Tous ces mouvements contradictoires, déroutants et enrichissants à la fois, se sont incrustés aussi dans la langue roumaine. C’est une langue essentiellement romane, mais qui, à la différence des langues de la même famille de l’Occident, porte une empreinte orientale très caractéristique. En ce qui concerne le vocabulaire, elle a assimilé un nombre considérable de mots slaves, grecs et turcs. Au XIXe siècle, et en étroit rapport avec la nouvelle orientation vers l’Occident, se passa en quelque sorte, sur le plan linguistique, une «deuxième latinisation», en premier lieu par une formidable infusion de néologismes français. Fut éliminée ou marginalisée une partie du fonds slave ou oriental. Les emprunts français ou dans lesquels le français reste la première langue de référence ont été éstimés à 39% du vocabulaire roumain courant et à une fréquence de 20%. C’est dire que, dans le langage courant, un mot roumain sur cinq est aujourd’hui d’origine française.
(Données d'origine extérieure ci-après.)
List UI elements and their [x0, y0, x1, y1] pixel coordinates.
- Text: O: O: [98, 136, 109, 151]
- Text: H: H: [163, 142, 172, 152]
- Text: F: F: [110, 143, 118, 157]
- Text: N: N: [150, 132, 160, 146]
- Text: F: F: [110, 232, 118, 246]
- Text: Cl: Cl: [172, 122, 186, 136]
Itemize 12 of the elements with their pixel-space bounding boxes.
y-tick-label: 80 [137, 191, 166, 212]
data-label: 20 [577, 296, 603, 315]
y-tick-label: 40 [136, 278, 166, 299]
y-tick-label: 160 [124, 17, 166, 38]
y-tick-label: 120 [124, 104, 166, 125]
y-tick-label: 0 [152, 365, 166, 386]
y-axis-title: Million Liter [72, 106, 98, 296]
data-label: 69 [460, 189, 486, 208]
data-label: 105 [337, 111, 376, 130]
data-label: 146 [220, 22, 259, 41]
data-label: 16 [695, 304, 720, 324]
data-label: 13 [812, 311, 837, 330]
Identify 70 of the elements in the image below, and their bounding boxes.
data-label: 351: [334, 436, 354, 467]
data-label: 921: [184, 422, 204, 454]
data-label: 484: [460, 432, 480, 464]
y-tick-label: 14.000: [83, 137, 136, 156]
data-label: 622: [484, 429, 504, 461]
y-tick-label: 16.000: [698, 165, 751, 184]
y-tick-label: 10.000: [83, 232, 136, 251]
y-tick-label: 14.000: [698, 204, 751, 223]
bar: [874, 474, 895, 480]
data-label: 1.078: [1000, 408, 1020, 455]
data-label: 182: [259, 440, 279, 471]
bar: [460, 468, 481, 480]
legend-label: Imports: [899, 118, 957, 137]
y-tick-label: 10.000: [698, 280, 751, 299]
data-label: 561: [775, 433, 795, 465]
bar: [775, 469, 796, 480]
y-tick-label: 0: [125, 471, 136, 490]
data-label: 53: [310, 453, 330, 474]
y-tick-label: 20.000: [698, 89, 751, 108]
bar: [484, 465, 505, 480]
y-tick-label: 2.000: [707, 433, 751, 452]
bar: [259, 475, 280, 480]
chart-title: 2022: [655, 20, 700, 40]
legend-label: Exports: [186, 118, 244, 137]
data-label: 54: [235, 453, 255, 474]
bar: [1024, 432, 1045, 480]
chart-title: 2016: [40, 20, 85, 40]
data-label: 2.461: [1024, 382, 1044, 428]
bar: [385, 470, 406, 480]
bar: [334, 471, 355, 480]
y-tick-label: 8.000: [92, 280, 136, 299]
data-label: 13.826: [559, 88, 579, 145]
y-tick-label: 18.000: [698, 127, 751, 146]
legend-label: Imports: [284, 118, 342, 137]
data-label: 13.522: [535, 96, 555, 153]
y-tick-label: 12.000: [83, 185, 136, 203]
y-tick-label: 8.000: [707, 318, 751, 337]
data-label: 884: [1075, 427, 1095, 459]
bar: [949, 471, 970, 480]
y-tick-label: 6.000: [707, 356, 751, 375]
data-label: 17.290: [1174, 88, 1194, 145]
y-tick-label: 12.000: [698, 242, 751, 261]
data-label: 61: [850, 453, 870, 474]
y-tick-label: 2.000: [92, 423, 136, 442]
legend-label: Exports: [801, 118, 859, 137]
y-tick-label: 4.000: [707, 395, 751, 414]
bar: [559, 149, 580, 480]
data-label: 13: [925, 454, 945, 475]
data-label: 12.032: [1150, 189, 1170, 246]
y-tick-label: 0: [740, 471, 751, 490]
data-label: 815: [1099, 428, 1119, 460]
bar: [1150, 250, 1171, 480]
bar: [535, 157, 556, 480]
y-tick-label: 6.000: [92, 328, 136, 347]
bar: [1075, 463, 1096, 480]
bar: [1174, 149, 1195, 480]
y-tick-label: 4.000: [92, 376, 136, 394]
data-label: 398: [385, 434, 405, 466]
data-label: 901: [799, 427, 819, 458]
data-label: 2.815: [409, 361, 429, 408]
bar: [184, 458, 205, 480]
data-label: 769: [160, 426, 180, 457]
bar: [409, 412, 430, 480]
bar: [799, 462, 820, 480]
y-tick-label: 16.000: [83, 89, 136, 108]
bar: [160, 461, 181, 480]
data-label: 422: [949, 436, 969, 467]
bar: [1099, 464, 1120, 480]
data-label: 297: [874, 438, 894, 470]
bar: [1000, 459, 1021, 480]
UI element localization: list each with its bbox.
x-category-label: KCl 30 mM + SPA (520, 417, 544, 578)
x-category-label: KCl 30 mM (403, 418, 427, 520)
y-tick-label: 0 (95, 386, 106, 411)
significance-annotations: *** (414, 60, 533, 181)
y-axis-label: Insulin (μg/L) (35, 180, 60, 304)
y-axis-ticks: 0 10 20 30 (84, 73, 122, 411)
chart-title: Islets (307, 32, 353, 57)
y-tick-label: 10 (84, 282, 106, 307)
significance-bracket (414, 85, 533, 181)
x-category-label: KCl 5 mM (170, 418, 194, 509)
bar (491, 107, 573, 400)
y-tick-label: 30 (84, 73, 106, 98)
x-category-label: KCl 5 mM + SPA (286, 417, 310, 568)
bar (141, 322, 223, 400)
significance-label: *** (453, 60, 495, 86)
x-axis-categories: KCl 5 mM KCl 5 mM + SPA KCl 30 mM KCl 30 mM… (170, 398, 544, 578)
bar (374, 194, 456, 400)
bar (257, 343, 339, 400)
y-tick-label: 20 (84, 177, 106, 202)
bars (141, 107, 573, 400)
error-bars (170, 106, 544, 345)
Le communisme imposé à la Roumanie à la fin de la deuxième guerre mondiale coupa net cette évolution vers les structures occidentales. Le même pendule de l’Histoire réorienta la Roumanie vers l’Est; l’«île latine» qui cherchait depuis quelque temps à naviguer vers l’Ouest fut obligée de réintégrer la mer slave. Plus q’un siècle d’histoire fut ainsi gaspillé (il aurait fallu, probablement, encore deux générations pour mener à terme, et en profondeur, le processus d’occidentalisation). Le communisme a presque tout détruit, afin de reconstruire sur une base différente. C’était en fait sa philosophie: la création d’un monde nouveau. La fin de cette aventure idéologique et la chute du système ont ramené les Roumains à la «case départ» – cette d’une nouvelle tentative de se déplacer vers l’Ouest (avec la difficulté supplémentaire des structures et mentalités encombrantes – héritées du communisme – qui rendent le chemin moins pratiquable que jadis).

Ainsi, les aléas de l’histoire ont porté les Roumains dans tous les sens. Le côté négatif du bilan est évident. L’instabilité est devenue règle de vie, engendrant peu de confiance dans un avenir toujours incertain, la tentation du repli sur soi, la quête du compromis plutôt que des grands principes directeurs… Sans tomber dans une facile psychologie des peuples, il est permis de penser que les multiples contradictions de l’histoire parcourue ont dû laisser des traces dans le comportement des Roumains. Mais on doit considérer aussi le bon côté: la Roumanie est véritablement un pays européen, une des synthèses les plus riches et originales produites sur notre continent. Pour elle, le temps d’un choix décisif est venu. Elle doit tout simplement mettre une sourdine aux voix qui prêchent le repli ou une illusoire voie particulière, pour cultiver et développer ses remarquables aptitudes d’ouverture, sa capacité – prouvée au long des siècles – de communiquer, d’apprendre et d’assimiler. De se situer – sans sacrifier sa spécificité – à l’heure de l’histoire.